ABSTRACT

The past decade has witnessed an efflore-scence of critical commentary deploring the excessively genocentric focus of contemporary molecular and evolutionary biology. Among philosophers, the best known work may well be that of developmental systems theorists (DST) Oyama, Griffiths, and Gray (and sometimes including Lewontin and Moss), but related critiques have also emerged from a variety of other quarters.

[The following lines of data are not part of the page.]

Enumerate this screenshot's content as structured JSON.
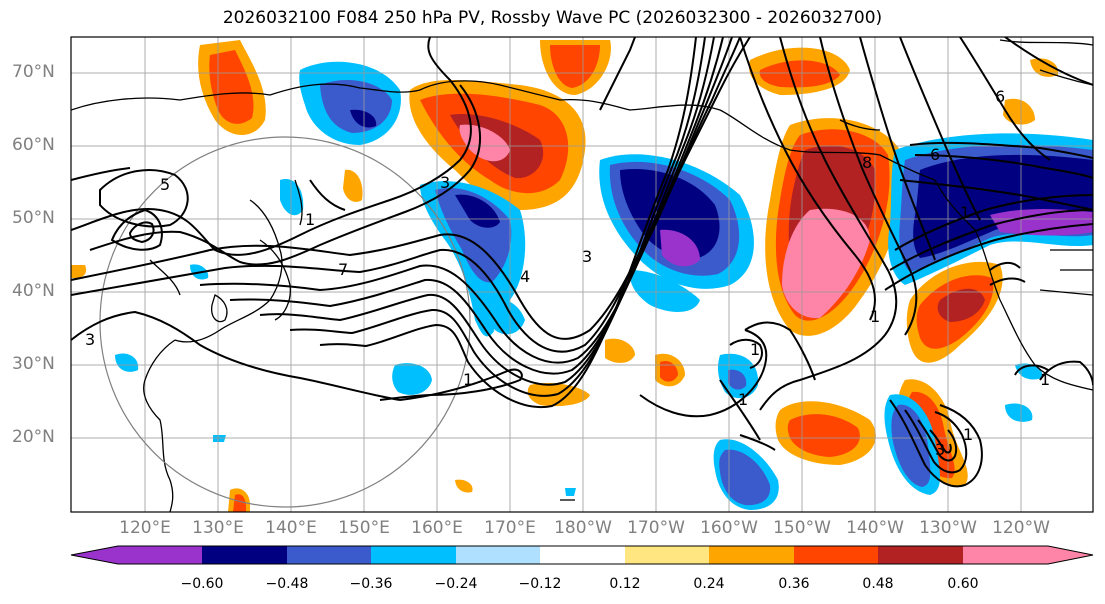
{
  "title": "2026032100 F084 250 hPa PV, Rossby Wave PC (2026032300 - 2026032700)",
  "lat_labels": [
    "70°N",
    "60°N",
    "50°N",
    "40°N",
    "30°N",
    "20°N"
  ],
  "lon_labels": [
    "120°E",
    "130°E",
    "140°E",
    "150°E",
    "160°E",
    "170°E",
    "180°W",
    "170°W",
    "160°W",
    "150°W",
    "140°W",
    "130°W",
    "120°W"
  ],
  "colorbar": {
    "colors": [
      "#9933cc",
      "#000080",
      "#3b5bcc",
      "#00bfff",
      "#b0e0ff",
      "#ffffff",
      "#ffe680",
      "#ffa500",
      "#ff4500",
      "#b22222",
      "#ff85a8"
    ],
    "tick_labels": [
      "−0.60",
      "−0.48",
      "−0.36",
      "−0.24",
      "−0.12",
      "0.12",
      "0.24",
      "0.36",
      "0.48",
      "0.60"
    ]
  },
  "contour_labels": [
    "5",
    "3",
    "3",
    "1",
    "7",
    "1",
    "4",
    "3",
    "1",
    "1",
    "1",
    "8",
    "6",
    "6",
    "1",
    "3",
    "1",
    "1"
  ]
}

Expressing diverse intellectual and philosophical preoccupations, and motivated by a variety of scientific and political concerns, these analyses have converged on a number of common themes and sometimes even on strikingly similar formulations. 1 Common themes include: conceptual problems with the attribution of causal primacy (or even causal efficacy) to genes; 2 disarray in contemporary uses of the very term gene ; confusions and misapprehensions generated by use of the particular locution of “genetic program.” Much of the impetus behind these critiques issues from long-standing concerns, and indeed, many of the critical observations could have been (and in some cases have been) made long ago. Why then their particular visibility today? An obvious answer lies close at hand: Critiques of genocen-trism have found powerful support in many of the recent findings of molecular biologists. Indeed, I would argue that it is from these empirical findings that the major impetus for a reformulation of genetic phenomena now comes.